[local-time-devel] ENCODE-TIMESTAMP with a timezone

Thomas Munro munro at ip9.org
Thu May 14 14:35:13 UTC 2009


2009/5/14 Daniel Lowe <dlowe at bitmuse.com>:
> Your patch is guessing, using the UTC timestamp to attempt to find a working
> timezone.  The problem is that more than one offset may be valid, given a local
> time.  Yours simply picks the first it finds.  It's equivalent to:
>
> (let ((offset (timestamp-subtimezone (encode-timestamp nsec sec minute hour
>                                                       day month year
>                                                       :offset 0)
>                                     timezone)))
>  (encode-timestamp nsec sec minute hour day month year :offset offset))

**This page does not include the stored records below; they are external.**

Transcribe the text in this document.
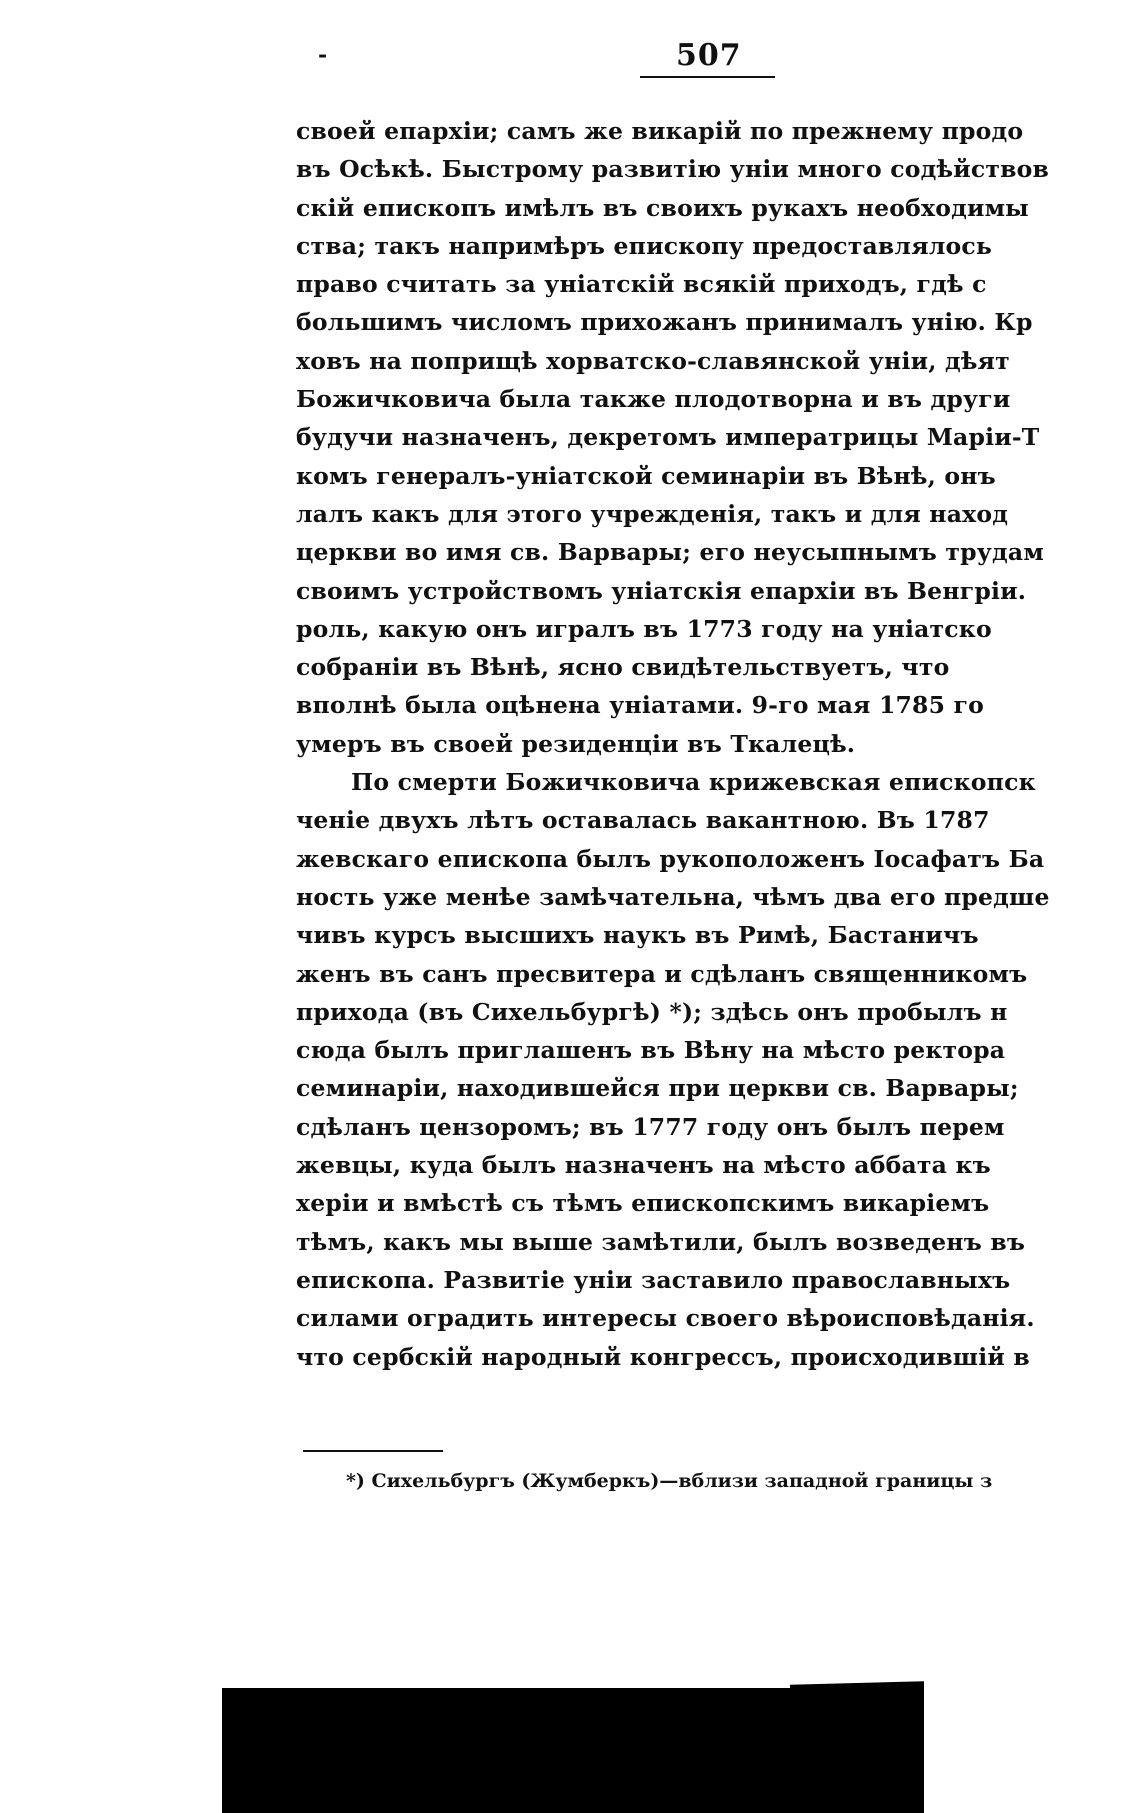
-	507
своей епархіи; самъ же викарій по прежнему продо
въ Осѣкѣ. Быстрому развитію уніи много содѣйствов
скій епископъ имѣлъ въ своихъ рукахъ необходимы
ства; такъ напримѣръ епископу предоставлялось
право считать за уніатскій всякій приходъ, гдѣ с
большимъ числомъ прихожанъ принималъ унію. Кр
ховъ на поприщѣ хорватско-славянской уніи, дѣят
Божичковича была также плодотворна и въ други
будучи назначенъ, декретомъ императрицы Маріи-Т
комъ генералъ-уніатской семинаріи въ Вѣнѣ, онъ
лалъ какъ для этого учрежденія, такъ и для наход
церкви во имя св. Варвары; его неусыпнымъ трудам
своимъ устройствомъ уніатскія епархіи въ Венгріи.
роль, какую онъ игралъ въ 1773 году на уніатско
собраніи въ Вѣнѣ, ясно свидѣтельствуетъ, что
вполнѣ была оцѣнена уніатами. 9-го мая 1785 го
умеръ въ своей резиденціи въ Ткалецѣ.
По смерти Божичковича крижевская епископск
ченіе двухъ лѣтъ оставалась вакантною. Въ 1787
жевскаго епископа былъ рукоположенъ Іосафатъ Ба
ность уже менѣе замѣчательна, чѣмъ два его предше
чивъ курсъ высшихъ наукъ въ Римѣ, Бастаничъ
женъ въ санъ пресвитера и сдѣланъ священникомъ
прихода (въ Сихельбургѣ) *); здѣсь онъ пробылъ н
сюда былъ приглашенъ въ Вѣну на мѣсто ректора
семинаріи, находившейся при церкви св. Варвары;
сдѣланъ цензоромъ; въ 1777 году онъ былъ перем
жевцы, куда былъ назначенъ на мѣсто аббата къ
херіи и вмѣстѣ съ тѣмъ епископскимъ викаріемъ
тѣмъ, какъ мы выше замѣтили, былъ возведенъ въ
епископа. Развитіе уніи заставило православныхъ
силами оградить интересы своего вѣроисповѣданія.
что сербскій народный конгрессъ, происходившій в
*) Сихельбургъ (Жумберкъ)—вблизи западной границы з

Not quite -- it isn't using UTC to guess the timestamp (unless UTC is
one of your subzones as it happens to be for London).  It is doing the
following, using 2009-12-25 12:00 America/New_York as the example (to
avoid confusion about the use of GMT/UTC in London):

Examine the available subtimezones for America/New_York, then:
1.  Try to interpret the time as 2009-12-25 12:00 EST (subzone 0);
does that map to a point in time when EST was valid?
2.  Try to interpret the time as 2009-12-25 12:00 EDT (subzone 1);
does that map to a point in time when EDT was valid?

> I don't have any problems with guessing the offset - I just want to make
> explicit when a guess is being made, and that's most easily done by not
> providing a default offset at all.
>
> Come to think of it, it'd be pretty cool for :offset in encode-timestamp to
> optionally take a string, referring to the subtimezone.

But that would not be different in effect from using the offset as a
number - EDT and EST are just 'nicknames' for offsets, and if you
already know which one applies at the time you're encoding then you
don't need the functionality that I am attempting to propose.